Coffee has become ubiquitous. This is easy to take for granted, but it’s only a recent development. Before the 20th century, you wouldn’t expect just any restaurant or household to have coffee to serve. Because of its recent global boom, the coffee world has had many branches as it adjusts to demand and settles into a role in our daily lives. 

One of these branches is big coffee—commodity coffee—which is bought and sold by huge companies to maximize uniformity and profit. The branch that we inhabit, and that most excites us, is specialty coffee that comes from small holder farms. The difference between the two is stark, both in the taste of the coffee and in the people who grow, harvest, process, roast, brew, and drink it.
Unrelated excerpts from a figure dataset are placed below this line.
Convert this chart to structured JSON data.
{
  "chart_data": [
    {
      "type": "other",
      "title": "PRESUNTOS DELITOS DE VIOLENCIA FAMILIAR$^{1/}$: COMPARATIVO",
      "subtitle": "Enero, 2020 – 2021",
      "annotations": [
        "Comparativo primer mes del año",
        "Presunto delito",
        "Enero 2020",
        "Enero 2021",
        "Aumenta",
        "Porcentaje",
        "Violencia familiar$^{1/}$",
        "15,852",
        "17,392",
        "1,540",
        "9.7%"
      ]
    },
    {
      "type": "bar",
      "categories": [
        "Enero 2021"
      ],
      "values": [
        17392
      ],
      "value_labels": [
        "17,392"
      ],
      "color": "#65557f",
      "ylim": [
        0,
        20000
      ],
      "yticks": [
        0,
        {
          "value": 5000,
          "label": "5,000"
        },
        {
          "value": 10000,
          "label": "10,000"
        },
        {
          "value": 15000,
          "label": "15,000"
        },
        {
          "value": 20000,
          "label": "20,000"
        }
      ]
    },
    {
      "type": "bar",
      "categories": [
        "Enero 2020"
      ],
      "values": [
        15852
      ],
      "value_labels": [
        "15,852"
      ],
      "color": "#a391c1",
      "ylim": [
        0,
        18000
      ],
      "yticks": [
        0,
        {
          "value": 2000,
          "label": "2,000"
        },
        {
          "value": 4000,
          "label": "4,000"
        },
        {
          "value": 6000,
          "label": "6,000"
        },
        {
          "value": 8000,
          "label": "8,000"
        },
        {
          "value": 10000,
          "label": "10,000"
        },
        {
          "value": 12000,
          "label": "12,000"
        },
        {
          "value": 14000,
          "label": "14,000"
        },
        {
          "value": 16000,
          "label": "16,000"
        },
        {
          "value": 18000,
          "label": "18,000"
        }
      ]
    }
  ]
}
Where specialty coffee is grown, great pride and care is taken in selecting ripe cherries, and processing those cherries to highlight the natural beauty of that coffee and its environment. These small (and often family owned and operated) farms devote their attention to growing the best possible coffee trees, whereas big coffee’s only concern is maximizing production.

By prioritizing transparency, small lot farmers earn enough to make meaningful improvements to their families’ lives. In some cases, the new infrastructure that aids in coffee production also brings benefits to the whole community, such as more accessible water. Furthermore, many of the co-ops that process the the coffee we purchase are continually contributing to their respective communities by building schools and providing scholarships. 

Because so much care and attention goes into cultivating great beans and quality relationships, the next logical step is to put much more care into the preparation of the coffee, so roasting is approached much differently with small holder coffee. The goal is to highlight what makes each coffee uniquely delicious. Thus light and light-toward-medium roasts become much more common, as darker roasting only serves to mask nuances in the coffee, like masking a meal with a heavy sauce.

We are massively inspired by the ways coffee is expanding in the world of specialty small-holder farms, and proud to be a part of that movement. The people involved lead better lives, the impact on the environment is more sustainable, and the coffee tastes better. Like much, much better.